There is a profound connection of course between Jesus’ cross and his own understanding of himself as the Good Shepherd. The Good Shepherd, Jesus tells us, is the one who knows his own and whose own know him. The Good Shepherd is the one who goes out in search of those who get lost or go astray. The Good Shepherd, if he has to, is even prepared to lay down his life for his sheep. Nowhere, in fact, is Jesus more the Good Shepherd than when he gives up his life on the cross. But that giving up of his life, at the end of his life, is simply the final act in the drama of his whole life, which was always one of giving himself away for the sake of others. The gospels constantly present Jesus to us as a man who gives himself away. He is tireless in his preaching, selfless in his healing ministry, endlessly patient in his forming of his stubborn disciples, constant in his compassion for those who are suffering, extraordinary in his forgiveness of those who would destroy him. This is what it means to give up your life for your flock – this is what it means to be a good shepherd – and this is what it means, Martin, to be ordained as a priest.
To be all of this – tireless, constant, endlessly patient, compassionate, forgiving – you will need more than good will although you will obviously need that. You will, much more importantly, need to live out of the depths of your relationship with the Lord who has called you and who today moulds you into his image as the Good Shepherd. You will need to be a man of prayer, as well as a man who says prayers. You will need to be a man who knows Jesus, as well as a man who knows about Jesus. You will need to be a man who loves the Church, as well as a man who is a member of the Church. You will need to be a man who lives the mystery of the Eucharist, as well as a man who celebrates the Eucharist with and for God’s people. Through your ordination the Lord is shaping you so that you can be a living sign that he is still with us as our Shepherd Leader – but you will be this only to the extent that you allow the Lord to shine through you.
If you do all this, and to the extent that you do all this, you will in fact be striving to make yourself loved. It is good to be loved, if we are loved for the right reasons. If, as a priest, you strive to be a living sign of the Lord’s presence among us, you will be loved. If, as a priest, you celebrate the Eucharist and the other sacraments with dignity, with sincerity and with fidelity, you will be loved. If in your preaching you can help people to discover the Lord’s presence in their daily lives, you will be loved. If you care for the poor, dedicate your energies to the young, make yourself available to those who need you, and are generous and selfless with your time and your talents, you will be loved. If, as a priest, you speak from the heart, and act from the heart, and live from the heart, you will be loved. In other words, if you strive to be a kind of a sacrament, a living sign, of the Lord’s presence with and to his people as their shepherd, you will be loved, and more importantly, Christ will be loved in you.

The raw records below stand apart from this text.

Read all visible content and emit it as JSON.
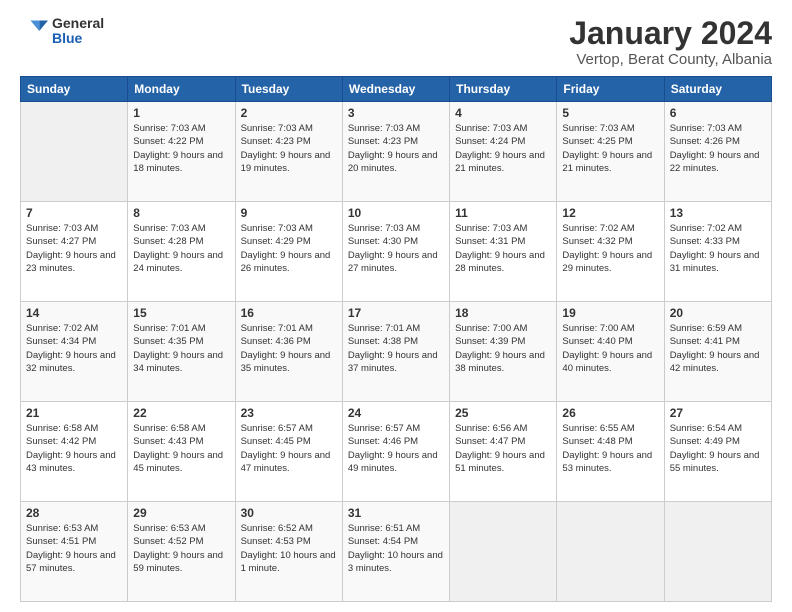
{
  "logo": {
    "general": "General",
    "blue": "Blue"
  },
  "header": {
    "title": "January 2024",
    "subtitle": "Vertop, Berat County, Albania"
  },
  "weekdays": [
    "Sunday",
    "Monday",
    "Tuesday",
    "Wednesday",
    "Thursday",
    "Friday",
    "Saturday"
  ],
  "weeks": [
    [
      {
        "day": "",
        "sunrise": "",
        "sunset": "",
        "daylight": ""
      },
      {
        "day": "1",
        "sunrise": "Sunrise: 7:03 AM",
        "sunset": "Sunset: 4:22 PM",
        "daylight": "Daylight: 9 hours and 18 minutes."
      },
      {
        "day": "2",
        "sunrise": "Sunrise: 7:03 AM",
        "sunset": "Sunset: 4:23 PM",
        "daylight": "Daylight: 9 hours and 19 minutes."
      },
      {
        "day": "3",
        "sunrise": "Sunrise: 7:03 AM",
        "sunset": "Sunset: 4:23 PM",
        "daylight": "Daylight: 9 hours and 20 minutes."
      },
      {
        "day": "4",
        "sunrise": "Sunrise: 7:03 AM",
        "sunset": "Sunset: 4:24 PM",
        "daylight": "Daylight: 9 hours and 21 minutes."
      },
      {
        "day": "5",
        "sunrise": "Sunrise: 7:03 AM",
        "sunset": "Sunset: 4:25 PM",
        "daylight": "Daylight: 9 hours and 21 minutes."
      },
      {
        "day": "6",
        "sunrise": "Sunrise: 7:03 AM",
        "sunset": "Sunset: 4:26 PM",
        "daylight": "Daylight: 9 hours and 22 minutes."
      }
    ],
    [
      {
        "day": "7",
        "sunrise": "Sunrise: 7:03 AM",
        "sunset": "Sunset: 4:27 PM",
        "daylight": "Daylight: 9 hours and 23 minutes."
      },
      {
        "day": "8",
        "sunrise": "Sunrise: 7:03 AM",
        "sunset": "Sunset: 4:28 PM",
        "daylight": "Daylight: 9 hours and 24 minutes."
      },
      {
        "day": "9",
        "sunrise": "Sunrise: 7:03 AM",
        "sunset": "Sunset: 4:29 PM",
        "daylight": "Daylight: 9 hours and 26 minutes."
      },
      {
        "day": "10",
        "sunrise": "Sunrise: 7:03 AM",
        "sunset": "Sunset: 4:30 PM",
        "daylight": "Daylight: 9 hours and 27 minutes."
      },
      {
        "day": "11",
        "sunrise": "Sunrise: 7:03 AM",
        "sunset": "Sunset: 4:31 PM",
        "daylight": "Daylight: 9 hours and 28 minutes."
      },
      {
        "day": "12",
        "sunrise": "Sunrise: 7:02 AM",
        "sunset": "Sunset: 4:32 PM",
        "daylight": "Daylight: 9 hours and 29 minutes."
      },
      {
        "day": "13",
        "sunrise": "Sunrise: 7:02 AM",
        "sunset": "Sunset: 4:33 PM",
        "daylight": "Daylight: 9 hours and 31 minutes."
      }
    ],
    [
      {
        "day": "14",
        "sunrise": "Sunrise: 7:02 AM",
        "sunset": "Sunset: 4:34 PM",
        "daylight": "Daylight: 9 hours and 32 minutes."
      },
      {
        "day": "15",
        "sunrise": "Sunrise: 7:01 AM",
        "sunset": "Sunset: 4:35 PM",
        "daylight": "Daylight: 9 hours and 34 minutes."
      },
      {
        "day": "16",
        "sunrise": "Sunrise: 7:01 AM",
        "sunset": "Sunset: 4:36 PM",
        "daylight": "Daylight: 9 hours and 35 minutes."
      },
      {
        "day": "17",
        "sunrise": "Sunrise: 7:01 AM",
        "sunset": "Sunset: 4:38 PM",
        "daylight": "Daylight: 9 hours and 37 minutes."
      },
      {
        "day": "18",
        "sunrise": "Sunrise: 7:00 AM",
        "sunset": "Sunset: 4:39 PM",
        "daylight": "Daylight: 9 hours and 38 minutes."
      },
      {
        "day": "19",
        "sunrise": "Sunrise: 7:00 AM",
        "sunset": "Sunset: 4:40 PM",
        "daylight": "Daylight: 9 hours and 40 minutes."
      },
      {
        "day": "20",
        "sunrise": "Sunrise: 6:59 AM",
        "sunset": "Sunset: 4:41 PM",
        "daylight": "Daylight: 9 hours and 42 minutes."
      }
    ],
    [
      {
        "day": "21",
        "sunrise": "Sunrise: 6:58 AM",
        "sunset": "Sunset: 4:42 PM",
        "daylight": "Daylight: 9 hours and 43 minutes."
      },
      {
        "day": "22",
        "sunrise": "Sunrise: 6:58 AM",
        "sunset": "Sunset: 4:43 PM",
        "daylight": "Daylight: 9 hours and 45 minutes."
      },
      {
        "day": "23",
        "sunrise": "Sunrise: 6:57 AM",
        "sunset": "Sunset: 4:45 PM",
        "daylight": "Daylight: 9 hours and 47 minutes."
      },
      {
        "day": "24",
        "sunrise": "Sunrise: 6:57 AM",
        "sunset": "Sunset: 4:46 PM",
        "daylight": "Daylight: 9 hours and 49 minutes."
      },
      {
        "day": "25",
        "sunrise": "Sunrise: 6:56 AM",
        "sunset": "Sunset: 4:47 PM",
        "daylight": "Daylight: 9 hours and 51 minutes."
      },
      {
        "day": "26",
        "sunrise": "Sunrise: 6:55 AM",
        "sunset": "Sunset: 4:48 PM",
        "daylight": "Daylight: 9 hours and 53 minutes."
      },
      {
        "day": "27",
        "sunrise": "Sunrise: 6:54 AM",
        "sunset": "Sunset: 4:49 PM",
        "daylight": "Daylight: 9 hours and 55 minutes."
      }
    ],
    [
      {
        "day": "28",
        "sunrise": "Sunrise: 6:53 AM",
        "sunset": "Sunset: 4:51 PM",
        "daylight": "Daylight: 9 hours and 57 minutes."
      },
      {
        "day": "29",
        "sunrise": "Sunrise: 6:53 AM",
        "sunset": "Sunset: 4:52 PM",
        "daylight": "Daylight: 9 hours and 59 minutes."
      },
      {
        "day": "30",
        "sunrise": "Sunrise: 6:52 AM",
        "sunset": "Sunset: 4:53 PM",
        "daylight": "Daylight: 10 hours and 1 minute."
      },
      {
        "day": "31",
        "sunrise": "Sunrise: 6:51 AM",
        "sunset": "Sunset: 4:54 PM",
        "daylight": "Daylight: 10 hours and 3 minutes."
      },
      {
        "day": "",
        "sunrise": "",
        "sunset": "",
        "daylight": ""
      },
      {
        "day": "",
        "sunrise": "",
        "sunset": "",
        "daylight": ""
      },
      {
        "day": "",
        "sunrise": "",
        "sunset": "",
        "daylight": ""
      }
    ]
  ]
}
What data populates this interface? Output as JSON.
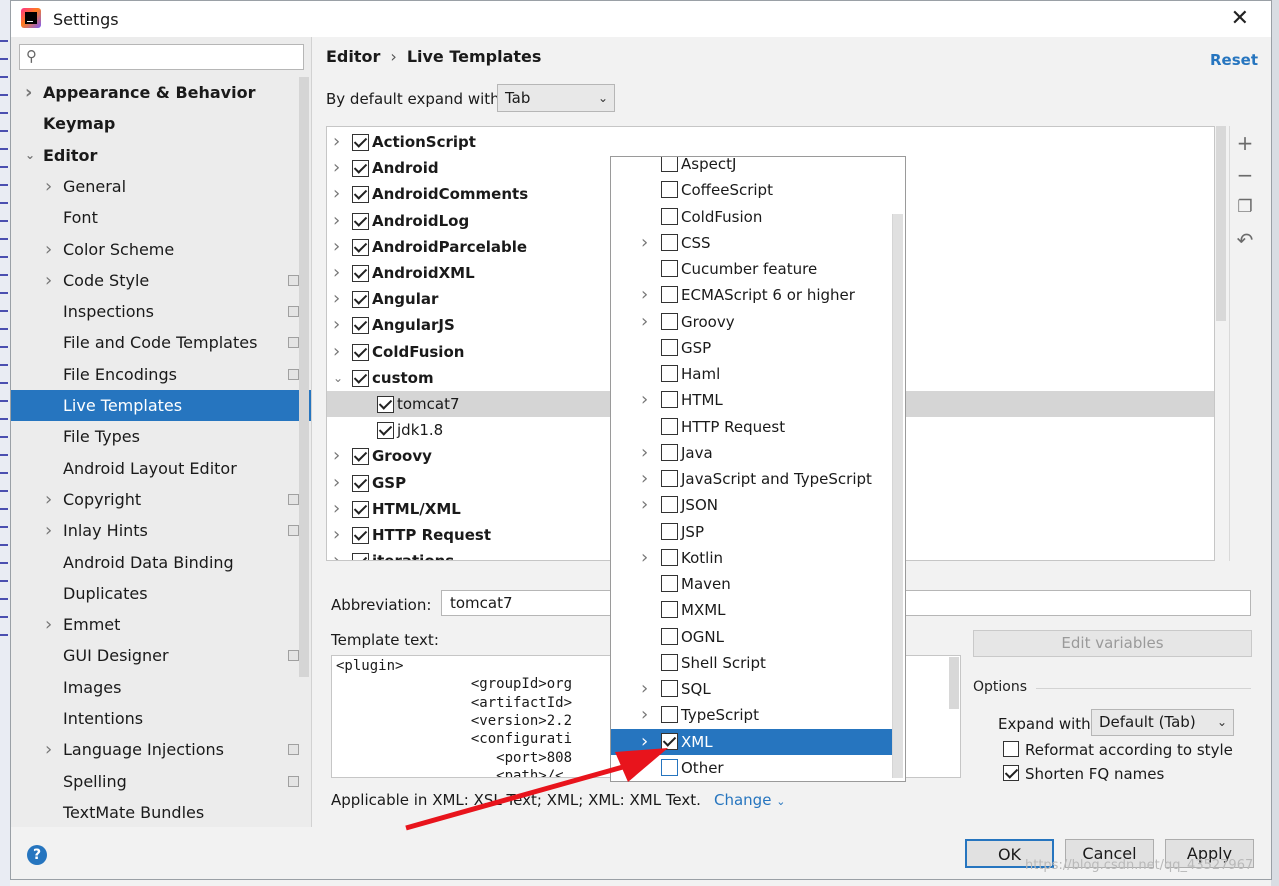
{
  "window": {
    "title": "Settings"
  },
  "search": {
    "value": ""
  },
  "sidebar": {
    "items": [
      {
        "label": "Appearance & Behavior",
        "expandable": true,
        "bold": true
      },
      {
        "label": "Keymap",
        "expandable": false,
        "bold": true
      },
      {
        "label": "Editor",
        "expandable": true,
        "expanded": true,
        "bold": true
      },
      {
        "label": "General",
        "expandable": true
      },
      {
        "label": "Font",
        "expandable": false
      },
      {
        "label": "Color Scheme",
        "expandable": true
      },
      {
        "label": "Code Style",
        "expandable": true,
        "project": true
      },
      {
        "label": "Inspections",
        "expandable": false,
        "project": true
      },
      {
        "label": "File and Code Templates",
        "expandable": false,
        "project": true
      },
      {
        "label": "File Encodings",
        "expandable": false,
        "project": true
      },
      {
        "label": "Live Templates",
        "expandable": false,
        "selected": true
      },
      {
        "label": "File Types",
        "expandable": false
      },
      {
        "label": "Android Layout Editor",
        "expandable": false
      },
      {
        "label": "Copyright",
        "expandable": true,
        "project": true
      },
      {
        "label": "Inlay Hints",
        "expandable": true,
        "project": true
      },
      {
        "label": "Android Data Binding",
        "expandable": false
      },
      {
        "label": "Duplicates",
        "expandable": false
      },
      {
        "label": "Emmet",
        "expandable": true
      },
      {
        "label": "GUI Designer",
        "expandable": false,
        "project": true
      },
      {
        "label": "Images",
        "expandable": false
      },
      {
        "label": "Intentions",
        "expandable": false
      },
      {
        "label": "Language Injections",
        "expandable": true,
        "project": true
      },
      {
        "label": "Spelling",
        "expandable": false,
        "project": true
      },
      {
        "label": "TextMate Bundles",
        "expandable": false
      }
    ]
  },
  "header": {
    "breadcrumb_root": "Editor",
    "breadcrumb_sep": "›",
    "breadcrumb_page": "Live Templates",
    "reset": "Reset"
  },
  "expand": {
    "label": "By default expand with",
    "value": "Tab"
  },
  "template_groups": [
    {
      "label": "ActionScript",
      "checked": true,
      "group": true
    },
    {
      "label": "Android",
      "checked": true,
      "group": true
    },
    {
      "label": "AndroidComments",
      "checked": true,
      "group": true
    },
    {
      "label": "AndroidLog",
      "checked": true,
      "group": true
    },
    {
      "label": "AndroidParcelable",
      "checked": true,
      "group": true
    },
    {
      "label": "AndroidXML",
      "checked": true,
      "group": true
    },
    {
      "label": "Angular",
      "checked": true,
      "group": true
    },
    {
      "label": "AngularJS",
      "checked": true,
      "group": true
    },
    {
      "label": "ColdFusion",
      "checked": true,
      "group": true
    },
    {
      "label": "custom",
      "checked": true,
      "group": true,
      "expanded": true
    },
    {
      "label": "tomcat7",
      "checked": true,
      "group": false,
      "selected": true
    },
    {
      "label": "jdk1.8",
      "checked": true,
      "group": false
    },
    {
      "label": "Groovy",
      "checked": true,
      "group": true
    },
    {
      "label": "GSP",
      "checked": true,
      "group": true
    },
    {
      "label": "HTML/XML",
      "checked": true,
      "group": true
    },
    {
      "label": "HTTP Request",
      "checked": true,
      "group": true
    },
    {
      "label": "iterations",
      "checked": true,
      "group": true
    }
  ],
  "tools": {
    "add": "+",
    "remove": "−",
    "copy": "❐",
    "restore": "↶"
  },
  "abbreviation": {
    "label": "Abbreviation:",
    "value": "tomcat7"
  },
  "template_text": {
    "label": "Template text:",
    "lines": [
      "<plugin>",
      "                <groupId>org",
      "                <artifactId>",
      "                <version>2.2",
      "                <configurati",
      "                   <port>808",
      "                   <path>/<"
    ]
  },
  "edit_variables": "Edit variables",
  "options": {
    "title": "Options",
    "expand_label": "Expand with",
    "expand_value": "Default (Tab)",
    "reformat": {
      "label": "Reformat according to style",
      "checked": false
    },
    "shorten": {
      "label": "Shorten FQ names",
      "checked": true
    }
  },
  "applicable": {
    "text": "Applicable in XML: XSL Text; XML; XML: XML Text.",
    "change": "Change"
  },
  "buttons": {
    "ok": "OK",
    "cancel": "Cancel",
    "apply": "Apply",
    "help": "?"
  },
  "popup": {
    "items": [
      {
        "label": "AspectJ",
        "expandable": false,
        "checked": false
      },
      {
        "label": "CoffeeScript",
        "expandable": false,
        "checked": false
      },
      {
        "label": "ColdFusion",
        "expandable": false,
        "checked": false
      },
      {
        "label": "CSS",
        "expandable": true,
        "checked": false
      },
      {
        "label": "Cucumber feature",
        "expandable": false,
        "checked": false
      },
      {
        "label": "ECMAScript 6 or higher",
        "expandable": true,
        "checked": false
      },
      {
        "label": "Groovy",
        "expandable": true,
        "checked": false
      },
      {
        "label": "GSP",
        "expandable": false,
        "checked": false
      },
      {
        "label": "Haml",
        "expandable": false,
        "checked": false
      },
      {
        "label": "HTML",
        "expandable": true,
        "checked": false
      },
      {
        "label": "HTTP Request",
        "expandable": false,
        "checked": false
      },
      {
        "label": "Java",
        "expandable": true,
        "checked": false
      },
      {
        "label": "JavaScript and TypeScript",
        "expandable": true,
        "checked": false
      },
      {
        "label": "JSON",
        "expandable": true,
        "checked": false
      },
      {
        "label": "JSP",
        "expandable": false,
        "checked": false
      },
      {
        "label": "Kotlin",
        "expandable": true,
        "checked": false
      },
      {
        "label": "Maven",
        "expandable": false,
        "checked": false
      },
      {
        "label": "MXML",
        "expandable": false,
        "checked": false
      },
      {
        "label": "OGNL",
        "expandable": false,
        "checked": false
      },
      {
        "label": "Shell Script",
        "expandable": false,
        "checked": false
      },
      {
        "label": "SQL",
        "expandable": true,
        "checked": false
      },
      {
        "label": "TypeScript",
        "expandable": true,
        "checked": false
      },
      {
        "label": "XML",
        "expandable": true,
        "checked": true,
        "selected": true
      },
      {
        "label": "Other",
        "expandable": false,
        "checked": false,
        "focused": true
      }
    ]
  },
  "watermark": "https://blog.csdn.net/qq_43527967",
  "colors": {
    "accent": "#2675bf",
    "annotation_arrow": "#e8141c"
  }
}
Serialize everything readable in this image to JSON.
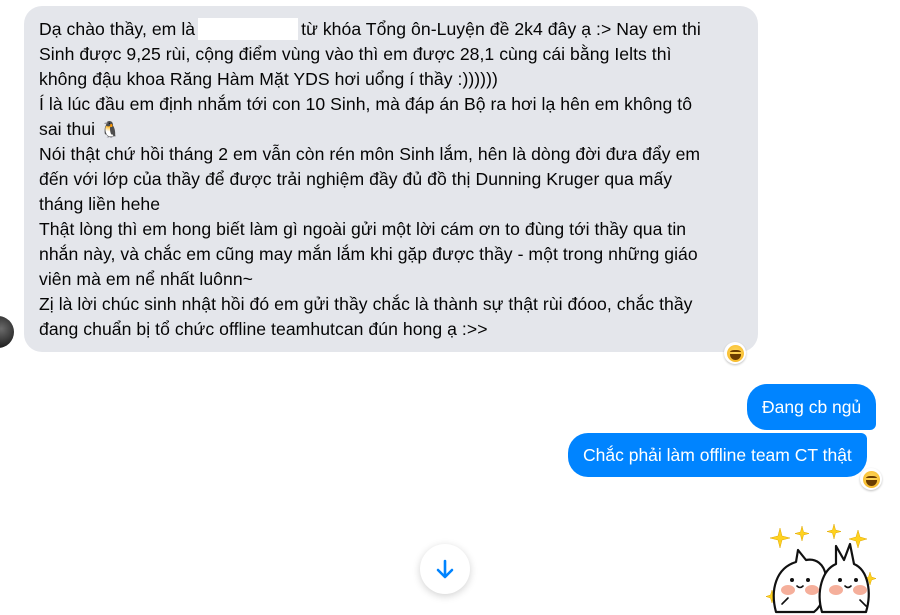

In the end this is what being a priest is all about: it is all about Jesus Christ. In you, Martin, and through you, he will continue to be the shepherd of his people. In you and through you he will continue to be the source and centre of our communion with God and with each other. In you and through you he will continue to be the one who gives us life and heals our brokenness. In you and through you he will continue to be the one who through the power of his Spirit empowers us and enables us all to be what God is calling us to be: his priestly people, called together to proclaim to the world God’s love, mercy and compassion.
If you are ready to say “yes” to this wonderful but overwhelming invitation from the Lord, then in a few moments I will ask you to step forward with courage and faith to offer your life to the God who has begun this work in you and who will bring it to its fulfilment.